Getting started in a Fabric notebook
The path of least resistance is a Fabric notebook, because the runtime hands you authentication for free — no Entra ID app registration required. The notebook's built-in credential provider can request a token for the Power BI resource (https://analysis.windows.net/powerbi/api) and you're off.
From there, the workflow is straightforward:
- Acquire an access token via
notebookutils.credentials.getToken. - Define a helper that POSTs to
/v1.0/myorg/groups/{workspace_id}/datasets/{dataset_id}/executeDaxQuerieswith the DAX in the body. - Open the response as an Arrow IPC stream with
pyarrow, read it into a pandas DataFrame. - Optionally persist it as a Delta table with V-Order enabled, ready for Direct Lake consumption.
One detail worth noting if you go the Delta route: column names from DAX often contain spaces, brackets, and other characters Delta won't accept, so a quick regex pass to sanitise column names is part of the recipe.
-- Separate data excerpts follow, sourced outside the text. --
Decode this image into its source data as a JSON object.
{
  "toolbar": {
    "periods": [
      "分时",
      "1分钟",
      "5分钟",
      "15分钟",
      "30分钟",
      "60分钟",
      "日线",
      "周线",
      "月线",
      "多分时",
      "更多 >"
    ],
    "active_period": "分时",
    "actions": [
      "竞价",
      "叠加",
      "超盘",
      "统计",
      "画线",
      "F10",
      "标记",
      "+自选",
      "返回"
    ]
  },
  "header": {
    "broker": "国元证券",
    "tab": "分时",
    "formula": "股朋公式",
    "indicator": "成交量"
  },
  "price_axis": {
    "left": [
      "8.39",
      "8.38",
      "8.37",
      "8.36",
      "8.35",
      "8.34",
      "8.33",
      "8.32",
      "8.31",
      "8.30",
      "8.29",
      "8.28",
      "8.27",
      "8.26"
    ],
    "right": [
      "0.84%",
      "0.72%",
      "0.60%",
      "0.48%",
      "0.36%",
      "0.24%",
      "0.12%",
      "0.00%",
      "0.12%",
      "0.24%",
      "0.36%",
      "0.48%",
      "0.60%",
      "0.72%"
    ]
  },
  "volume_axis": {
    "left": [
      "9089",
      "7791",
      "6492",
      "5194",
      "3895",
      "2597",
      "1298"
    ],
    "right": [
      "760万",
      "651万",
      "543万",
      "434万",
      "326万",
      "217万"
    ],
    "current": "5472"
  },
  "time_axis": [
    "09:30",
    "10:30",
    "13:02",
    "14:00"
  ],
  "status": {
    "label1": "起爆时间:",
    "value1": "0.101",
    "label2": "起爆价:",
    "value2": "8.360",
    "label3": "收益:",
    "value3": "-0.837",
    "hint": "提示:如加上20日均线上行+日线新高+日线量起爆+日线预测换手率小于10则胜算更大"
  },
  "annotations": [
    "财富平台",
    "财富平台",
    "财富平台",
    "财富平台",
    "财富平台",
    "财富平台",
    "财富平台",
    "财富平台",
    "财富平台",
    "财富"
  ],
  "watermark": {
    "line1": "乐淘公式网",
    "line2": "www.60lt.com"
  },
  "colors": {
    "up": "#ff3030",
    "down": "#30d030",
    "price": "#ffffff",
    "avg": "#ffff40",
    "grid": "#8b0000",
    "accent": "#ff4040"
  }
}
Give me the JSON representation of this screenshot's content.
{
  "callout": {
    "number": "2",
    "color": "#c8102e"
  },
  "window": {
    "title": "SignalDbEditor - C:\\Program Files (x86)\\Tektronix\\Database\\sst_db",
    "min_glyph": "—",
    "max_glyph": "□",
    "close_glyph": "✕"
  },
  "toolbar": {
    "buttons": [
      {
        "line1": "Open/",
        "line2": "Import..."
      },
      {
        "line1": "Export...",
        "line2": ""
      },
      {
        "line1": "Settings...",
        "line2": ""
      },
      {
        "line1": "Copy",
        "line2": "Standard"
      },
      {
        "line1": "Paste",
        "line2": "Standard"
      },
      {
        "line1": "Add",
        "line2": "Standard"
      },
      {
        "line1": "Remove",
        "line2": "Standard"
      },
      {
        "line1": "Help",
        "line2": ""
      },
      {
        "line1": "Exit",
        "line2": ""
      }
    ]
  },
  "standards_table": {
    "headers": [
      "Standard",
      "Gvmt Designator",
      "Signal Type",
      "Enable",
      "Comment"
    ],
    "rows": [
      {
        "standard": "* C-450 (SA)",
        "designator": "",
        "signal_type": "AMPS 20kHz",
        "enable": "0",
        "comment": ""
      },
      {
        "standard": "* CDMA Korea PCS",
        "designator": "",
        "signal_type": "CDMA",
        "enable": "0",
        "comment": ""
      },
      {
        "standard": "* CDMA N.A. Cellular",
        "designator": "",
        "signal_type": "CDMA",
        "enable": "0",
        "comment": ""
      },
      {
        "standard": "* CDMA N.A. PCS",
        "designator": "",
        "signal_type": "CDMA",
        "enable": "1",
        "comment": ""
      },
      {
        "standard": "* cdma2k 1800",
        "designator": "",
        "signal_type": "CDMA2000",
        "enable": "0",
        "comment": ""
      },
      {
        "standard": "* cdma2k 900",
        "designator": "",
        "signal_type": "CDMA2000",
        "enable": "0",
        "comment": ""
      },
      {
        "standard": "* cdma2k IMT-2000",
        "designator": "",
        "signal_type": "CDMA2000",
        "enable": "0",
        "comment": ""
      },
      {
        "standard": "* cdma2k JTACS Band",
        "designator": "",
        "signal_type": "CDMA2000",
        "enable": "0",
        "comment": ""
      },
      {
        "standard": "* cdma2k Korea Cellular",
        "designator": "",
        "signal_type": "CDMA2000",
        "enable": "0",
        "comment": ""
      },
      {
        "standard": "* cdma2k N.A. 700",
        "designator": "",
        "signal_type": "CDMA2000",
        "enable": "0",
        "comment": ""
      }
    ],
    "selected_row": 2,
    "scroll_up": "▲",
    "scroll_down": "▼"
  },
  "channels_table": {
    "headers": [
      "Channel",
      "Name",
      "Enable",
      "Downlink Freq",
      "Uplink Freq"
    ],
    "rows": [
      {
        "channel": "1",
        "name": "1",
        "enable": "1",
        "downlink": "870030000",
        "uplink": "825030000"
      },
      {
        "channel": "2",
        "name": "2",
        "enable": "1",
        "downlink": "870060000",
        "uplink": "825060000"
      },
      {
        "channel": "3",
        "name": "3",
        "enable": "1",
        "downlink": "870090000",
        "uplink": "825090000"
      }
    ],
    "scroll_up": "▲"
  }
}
Microsoft's sample uses a one-liner to swap problem characters for underscores.
A subtler point on error handling: query errors come back as HTTP 200 with an "error rowset" inside the Arrow stream, identified by IsError=true in the schema metadata. Don't trust the status code alone — check the metadata.
What to watch for
A few things to think about before you build a production pipeline on top of this:
- It's preview. Behaviour, limits, and shape can shift before general availability.
- Premium or Fabric capacity is required — factor that into any architecture you propose.
- You're still hitting a semantic model, which means model size, refresh state, and DAX performance all still matter. Arrow makes the transport faster; it doesn't make a slow measure quick.
- Outside of Fabric notebooks, authentication is the usual Power BI REST song-and-dance — user tokens or service principals via Entra ID, with the relevant tenant settings enabled.
- Service principals don't get RLS, which is the same caveat as the older API.
A quietly significant API
It's tempting to file this under "internal plumbing now exposed", because that's literally what it is. But the move from JSON to Arrow, combined with multi-EVALUATE queries and the much larger row ceiling, nudges semantic models toward being a more general-purpose data interface — not just the thing that feeds a visual.
For teams already invested in Power BI, that's an opening to consolidate. The semantic model you've spent years curating — with its measures, security, and business logic — becomes addressable from any Arrow-aware client. Python notebooks, C# services, JavaScript apps, Spark jobs. The same canonical numbers, fewer parallel definitions floating around the organisation.
This is the kind of change that won't trend on LinkedIn but will show up in architecture diagrams across the European Microsoft community over the next year — quietly making integration patterns simpler at the exact moment Fabric and Direct Lake are pulling the data and BI worlds closer together. Conversations like this one — where a small API change reshapes how teams build — are the bread and butter of the ECS community year-round.